Even in the Land of Flamenco––Seville, Spain––there exists a hierarchy of flamenco shows. Some are geared to tourists, pairing tapas and requisite pitchers of sangria to showy acts.
For a flamenco experience that is wholly authentic to the soul of this trenchant art form, try El Museo del Baile Flamenco: The Museum of Flamenco Dance, founded in 2006. The museum is the first and primary museum for flamenco in the world.
Spread over three floors of an 18-century palace, the museum is a short distance from Plaza Alfalfa, located deep within Seville’s maze of winding streets. The best strategy for locating the building is to head to Plaza Alfalfa, and from there, ask locals to direct your path.
Flamenco choreography, deconstructed
Large screen projections that detail Flamenco dance moves are displayed on one floor of the interactive museum, along with period props and costumes, such as dresses, shoes, hats, suits and castanets. A bookstore sells music, jewelry, shawls, and costumes.

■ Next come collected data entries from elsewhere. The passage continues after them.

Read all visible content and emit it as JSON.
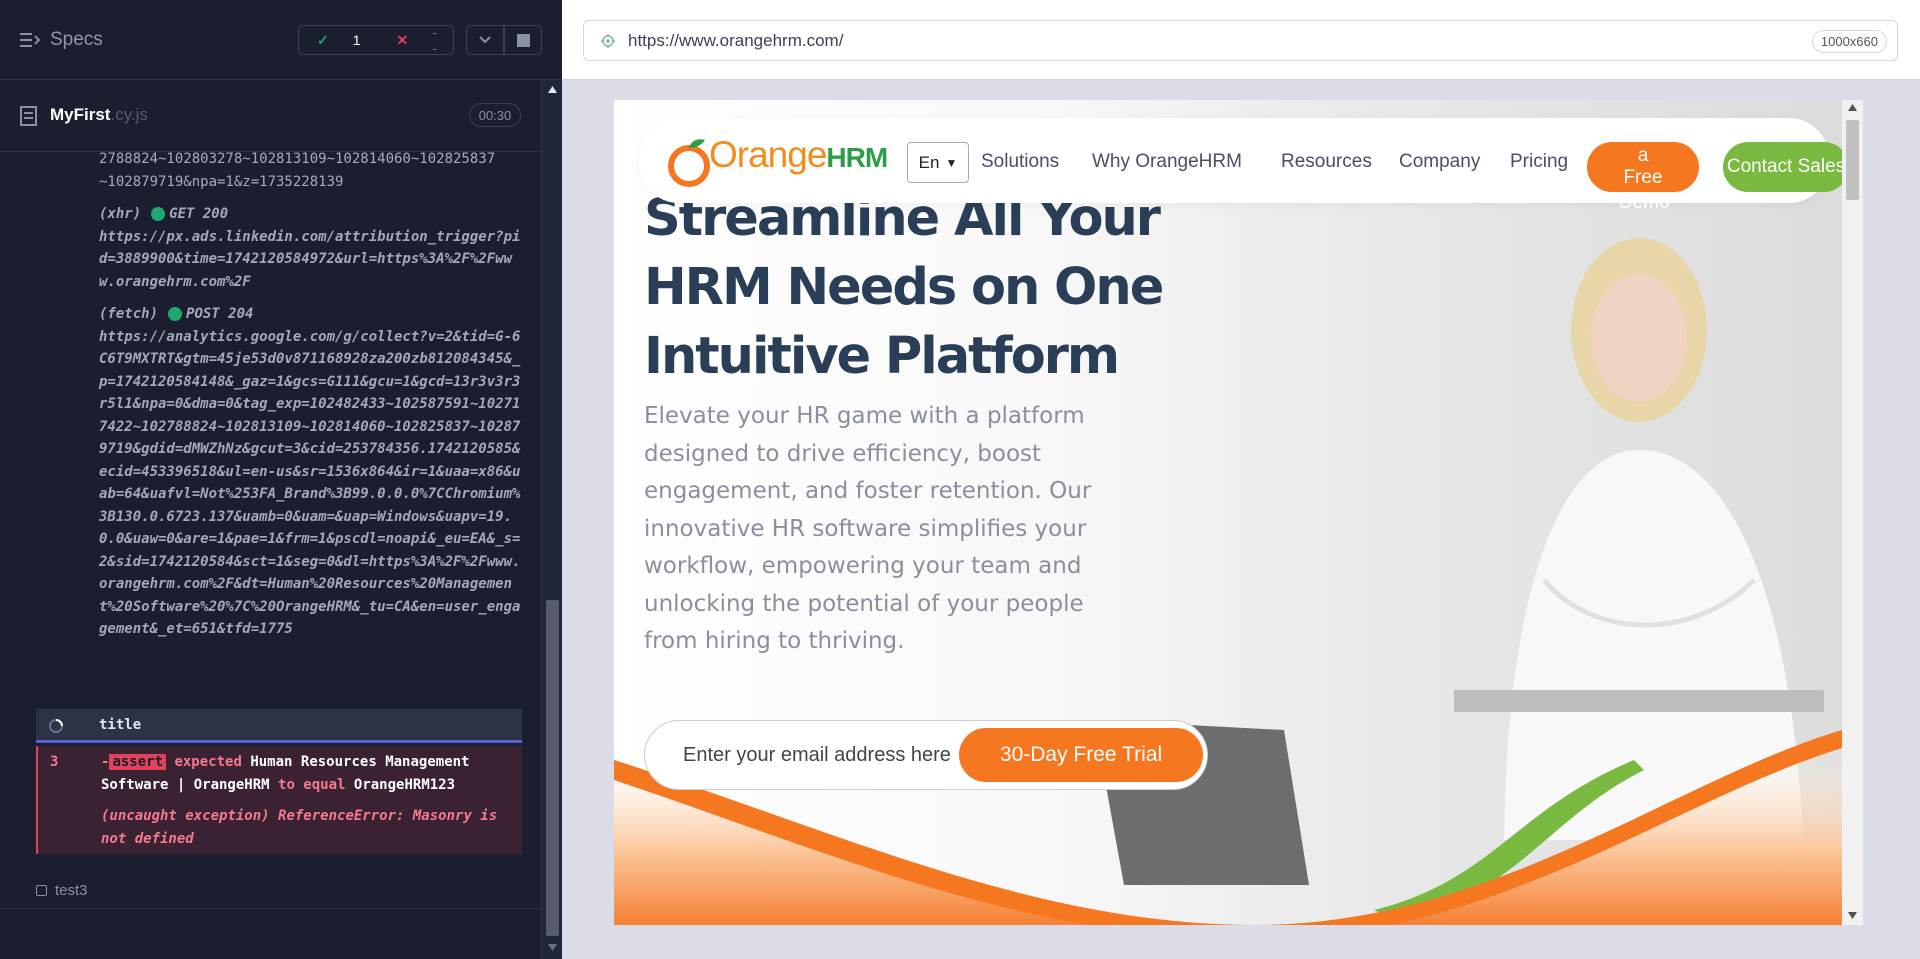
{
  "runner": {
    "specs_label": "Specs",
    "passed_count": "1",
    "failed_count": "--",
    "pending_count": "--",
    "spec_file": {
      "name": "MyFirst",
      "ext": ".cy.js",
      "duration": "00:30"
    },
    "log": {
      "partial_line_1": "2788824~102803278~102813109~102814060~102825837",
      "partial_line_2": "~102879719&npa=1&z=1735228139",
      "xhr_tag": "(xhr)",
      "xhr_method": "GET 200",
      "xhr_url": "https://px.ads.linkedin.com/attribution_trigger?pid=3889900&time=1742120584972&url=https%3A%2F%2Fwww.orangehrm.com%2F",
      "fetch_tag": "(fetch)",
      "fetch_method": "POST 204",
      "fetch_url": "https://analytics.google.com/g/collect?v=2&tid=G-6C6T9MXTRT&gtm=45je53d0v871168928za200zb812084345&_p=1742120584148&_gaz=1&gcs=G111&gcu=1&gcd=13r3v3r3r5l1&npa=0&dma=0&tag_exp=102482433~102587591~102717422~102788824~102813109~102814060~102825837~102879719&gdid=dMWZhNz&gcut=3&cid=253784356.1742120585&ecid=453396518&ul=en-us&sr=1536x864&ir=1&uaa=x86&uab=64&uafvl=Not%253FA_Brand%3B99.0.0.0%7CChromium%3B130.0.6723.137&uamb=0&uam=&uap=Windows&uapv=19.0.0&uaw=0&are=1&pae=1&frm=1&pscdl=noapi&_eu=EA&_s=2&sid=1742120584&sct=1&seg=0&dl=https%3A%2F%2Fwww.orangehrm.com%2F&dt=Human%20Resources%20Management%20Software%20%7C%20OrangeHRM&_tu=CA&en=user_engagement&_et=651&tfd=1775"
    },
    "current_command": "title",
    "error": {
      "line_no": "3",
      "dash": "-",
      "assert_badge": "assert",
      "expected_word": "expected",
      "actual_value": "Human Resources Management Software | OrangeHRM",
      "to_equal": "to equal",
      "expected_value": "OrangeHRM123",
      "uncaught_tag": "(uncaught exception)",
      "uncaught_msg": "ReferenceError: Masonry is not defined"
    },
    "next_test": "test3"
  },
  "browser": {
    "url": "https://www.orangehrm.com/",
    "viewport": "1000x660"
  },
  "site": {
    "logo_main": "Orange",
    "logo_hrm": "HRM",
    "lang": "En",
    "nav": [
      "Solutions",
      "Why OrangeHRM",
      "Resources",
      "Company",
      "Pricing"
    ],
    "book_demo_btn": "a\nFree",
    "book_demo_overflow": "Demo",
    "contact_btn": "Contact Sales",
    "headline": "Streamline All Your HRM Needs on One Intuitive Platform",
    "subtext": "Elevate your HR game with a platform designed to drive efficiency, boost engagement, and foster retention. Our innovative HR software simplifies your workflow, empowering your team and unlocking the potential of your people from hiring to thriving.",
    "email_placeholder": "Enter your email address here",
    "trial_btn": "30-Day Free Trial"
  },
  "colors": {
    "runner_bg": "#1b1e2e",
    "pass": "#1fa971",
    "fail": "#e0425c",
    "orange": "#f5771f",
    "green": "#7ab940",
    "navy": "#2a3f57"
  }
}
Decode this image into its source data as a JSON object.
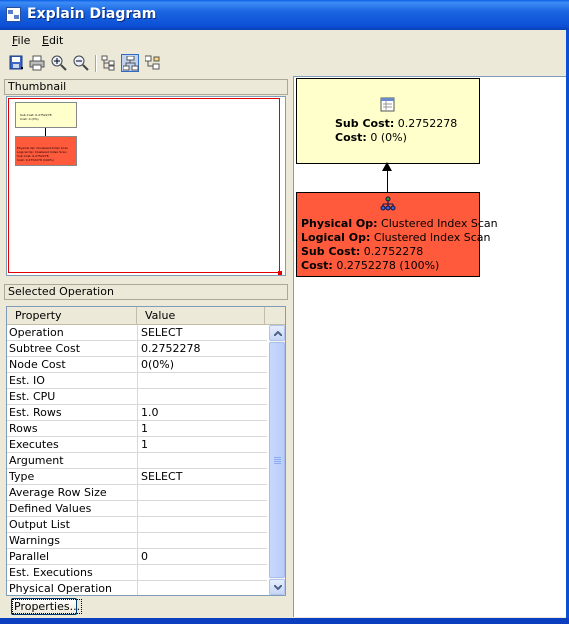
{
  "window": {
    "title": "Explain Diagram"
  },
  "menu": [
    {
      "label": "File",
      "mnemonic": "F",
      "rest": "ile"
    },
    {
      "label": "Edit",
      "mnemonic": "E",
      "rest": "dit"
    }
  ],
  "toolbar": {
    "buttons": [
      {
        "name": "save-icon"
      },
      {
        "name": "print-icon"
      },
      {
        "name": "zoom-in-icon"
      },
      {
        "name": "zoom-out-icon"
      },
      {
        "name": "tree-layout-icon"
      },
      {
        "name": "vertical-layout-icon",
        "pressed": true
      },
      {
        "name": "horizontal-layout-icon"
      }
    ]
  },
  "thumbnail": {
    "header": "Thumbnail",
    "top_node": {
      "sub_cost": "Sub Cost: 0.2752278",
      "cost": "Cost: 0 (0%)"
    },
    "bottom_node": {
      "physical": "Physical Op: Clustered Index Scan",
      "logical": "Logical Op: Clustered Index Scan",
      "sub_cost": "Sub Cost: 0.2752278",
      "cost": "Cost: 0.2752278 (100%)"
    }
  },
  "selected_operation": {
    "header": "Selected Operation",
    "columns": [
      "Property",
      "Value"
    ],
    "rows": [
      {
        "property": "Operation",
        "value": "SELECT"
      },
      {
        "property": "Subtree Cost",
        "value": "0.2752278"
      },
      {
        "property": "Node Cost",
        "value": "0(0%)"
      },
      {
        "property": "Est. IO",
        "value": ""
      },
      {
        "property": "Est. CPU",
        "value": ""
      },
      {
        "property": "Est. Rows",
        "value": "1.0"
      },
      {
        "property": "Rows",
        "value": "1"
      },
      {
        "property": "Executes",
        "value": "1"
      },
      {
        "property": "Argument",
        "value": ""
      },
      {
        "property": "Type",
        "value": "SELECT"
      },
      {
        "property": "Average Row Size",
        "value": ""
      },
      {
        "property": "Defined Values",
        "value": ""
      },
      {
        "property": "Output List",
        "value": ""
      },
      {
        "property": "Warnings",
        "value": ""
      },
      {
        "property": "Parallel",
        "value": "0"
      },
      {
        "property": "Est. Executions",
        "value": ""
      },
      {
        "property": "Physical Operation",
        "value": ""
      }
    ],
    "properties_button": "Properties..."
  },
  "diagram": {
    "select_node": {
      "icon": "select-icon",
      "sub_cost_label": "Sub Cost:",
      "sub_cost_value": " 0.2752278",
      "cost_label": "Cost:",
      "cost_value": " 0 (0%)"
    },
    "scan_node": {
      "icon": "clustered-index-scan-icon",
      "physical_label": "Physical Op:",
      "physical_value": " Clustered Index Scan",
      "logical_label": "Logical Op:",
      "logical_value": " Clustered Index Scan",
      "sub_cost_label": "Sub Cost:",
      "sub_cost_value": " 0.2752278",
      "cost_label": "Cost:",
      "cost_value": " 0.2752278 (100%)"
    }
  },
  "colors": {
    "select_node": "#ffffcc",
    "scan_node": "#ff5a3c",
    "title_bar": "#0b4fd6"
  }
}
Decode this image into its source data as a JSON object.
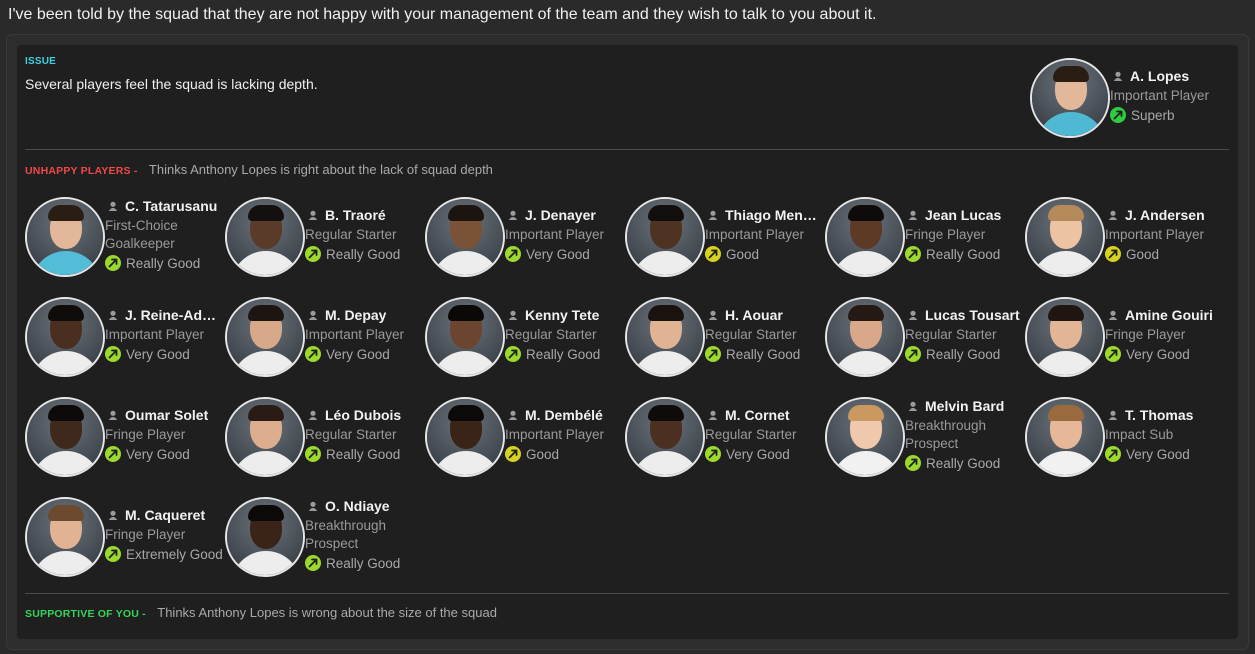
{
  "headline": "I've been told by the squad that they are not happy with your management of the team and they wish to talk to you about it.",
  "issue": {
    "tag": "ISSUE",
    "text": "Several players feel the squad is lacking depth.",
    "player": {
      "name": "A. Lopes",
      "role": "Important Player",
      "rating": "Superb",
      "rating_color": "#2ecc40"
    }
  },
  "unhappy": {
    "tag": "UNHAPPY PLAYERS -",
    "desc": "Thinks Anthony Lopes is right about the lack of squad depth",
    "players": [
      {
        "name": "C. Tatarusanu",
        "role": "First-Choice Goalkeeper",
        "rating": "Really Good",
        "rating_color": "#9bd92c"
      },
      {
        "name": "B. Traoré",
        "role": "Regular Starter",
        "rating": "Really Good",
        "rating_color": "#9bd92c"
      },
      {
        "name": "J. Denayer",
        "role": "Important Player",
        "rating": "Very Good",
        "rating_color": "#9bd92c"
      },
      {
        "name": "Thiago Mendes",
        "role": "Important Player",
        "rating": "Good",
        "rating_color": "#d4d21e"
      },
      {
        "name": "Jean Lucas",
        "role": "Fringe Player",
        "rating": "Really Good",
        "rating_color": "#9bd92c"
      },
      {
        "name": "J. Andersen",
        "role": "Important Player",
        "rating": "Good",
        "rating_color": "#d4d21e"
      },
      {
        "name": "J. Reine-Adélaïde",
        "role": "Important Player",
        "rating": "Very Good",
        "rating_color": "#9bd92c"
      },
      {
        "name": "M. Depay",
        "role": "Important Player",
        "rating": "Very Good",
        "rating_color": "#9bd92c"
      },
      {
        "name": "Kenny Tete",
        "role": "Regular Starter",
        "rating": "Really Good",
        "rating_color": "#9bd92c"
      },
      {
        "name": "H. Aouar",
        "role": "Regular Starter",
        "rating": "Really Good",
        "rating_color": "#9bd92c"
      },
      {
        "name": "Lucas Tousart",
        "role": "Regular Starter",
        "rating": "Really Good",
        "rating_color": "#9bd92c"
      },
      {
        "name": "Amine Gouiri",
        "role": "Fringe Player",
        "rating": "Very Good",
        "rating_color": "#9bd92c"
      },
      {
        "name": "Oumar Solet",
        "role": "Fringe Player",
        "rating": "Very Good",
        "rating_color": "#9bd92c"
      },
      {
        "name": "Léo Dubois",
        "role": "Regular Starter",
        "rating": "Really Good",
        "rating_color": "#9bd92c"
      },
      {
        "name": "M. Dembélé",
        "role": "Important Player",
        "rating": "Good",
        "rating_color": "#d4d21e"
      },
      {
        "name": "M. Cornet",
        "role": "Regular Starter",
        "rating": "Very Good",
        "rating_color": "#9bd92c"
      },
      {
        "name": "Melvin Bard",
        "role": "Breakthrough Prospect",
        "rating": "Really Good",
        "rating_color": "#9bd92c"
      },
      {
        "name": "T. Thomas",
        "role": "Impact Sub",
        "rating": "Very Good",
        "rating_color": "#9bd92c"
      },
      {
        "name": "M. Caqueret",
        "role": "Fringe Player",
        "rating": "Extremely Good",
        "rating_color": "#9bd92c"
      },
      {
        "name": "O. Ndiaye",
        "role": "Breakthrough Prospect",
        "rating": "Really Good",
        "rating_color": "#9bd92c"
      }
    ]
  },
  "supportive": {
    "tag": "SUPPORTIVE OF YOU -",
    "desc": "Thinks Anthony Lopes is wrong about the size of the squad"
  }
}
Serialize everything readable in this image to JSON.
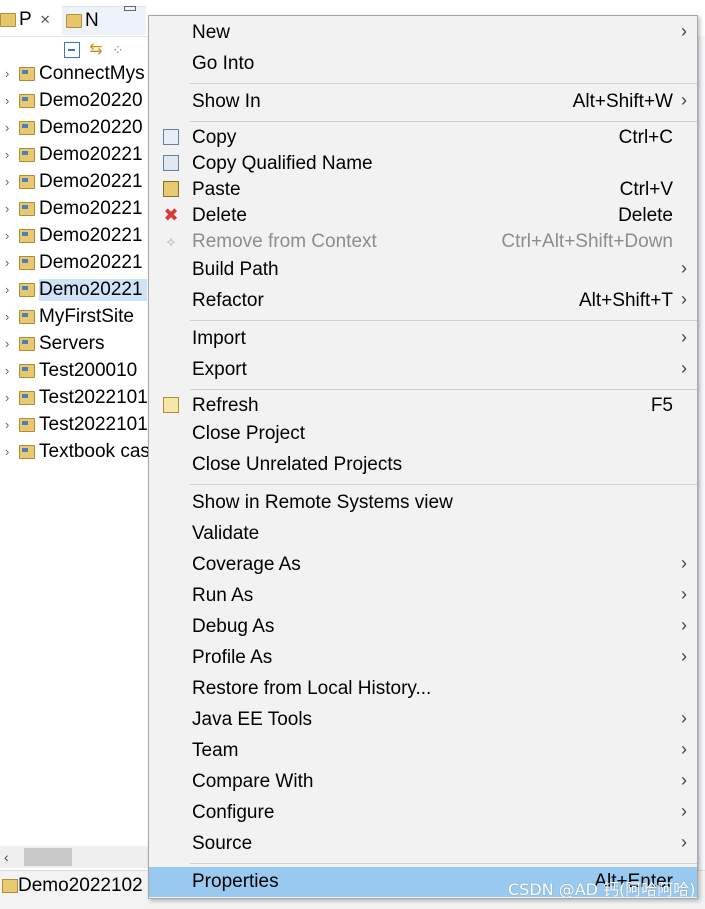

Founder Cristina Hoyos considers the museum as her “living room,” one that presents flamenco in a “playful and entertaining way,” and in six different languages. Accompanied by the music of Manolo Sanlúcar, flamenco choreography is dissected, step-by-step, lending visitors a more thorough understanding of this passionate dance form.
The main attraction: the stage of course, and the incomparable dancing, paired with a guitarist and singer. Nightly concerts (€20 adults) are held at 7 and 8:45 p.m. A museum and performance ticket costs €24 for adults. A courtyard bar sells sangria and other drinks. The museum is open daily from 10 a.m. to 7 p.m.
Hoyos began dancing at age 12 in the children’s show “Galas Juveniles.” Highlights of her long career include: the top-rated 1983 Paris production of Carmen, in which she played the lead role; various film and television roles; her 1996 choreography “Cuadro Flamenco,” with sets designed by Picasso for the Opera of Nice; and her performance in the opening and closing ceremonies for the 1992 Summer Olympics.
Hoyos was recently appointed as director of the Seville-based Ballet Flamenco de Andalucía.
After show dining
Don Juan de Alemanes, an easy stroll from the Museum of Flamenco Dance, is located adjacent to Seville’s cathedral. Set along a string of shops, the courtyard-style interior is done in a Parisian Art Nouveau style, and is matched by sidewalk tables with cathedral views.
Extensive displays of desserts are found in the courtyard interior, and are matched with a traditional tapas menu, along with such intriguing experiments as black sushi, a clam dish set on a bed of coconut rice topped with pesto and fine herbs, and risotto with Iberian ham. Dinners range in cost from €15 to €25.
Owner Pedro Robles heads the family enterprise, Robles Restaurants, which dates to 1935.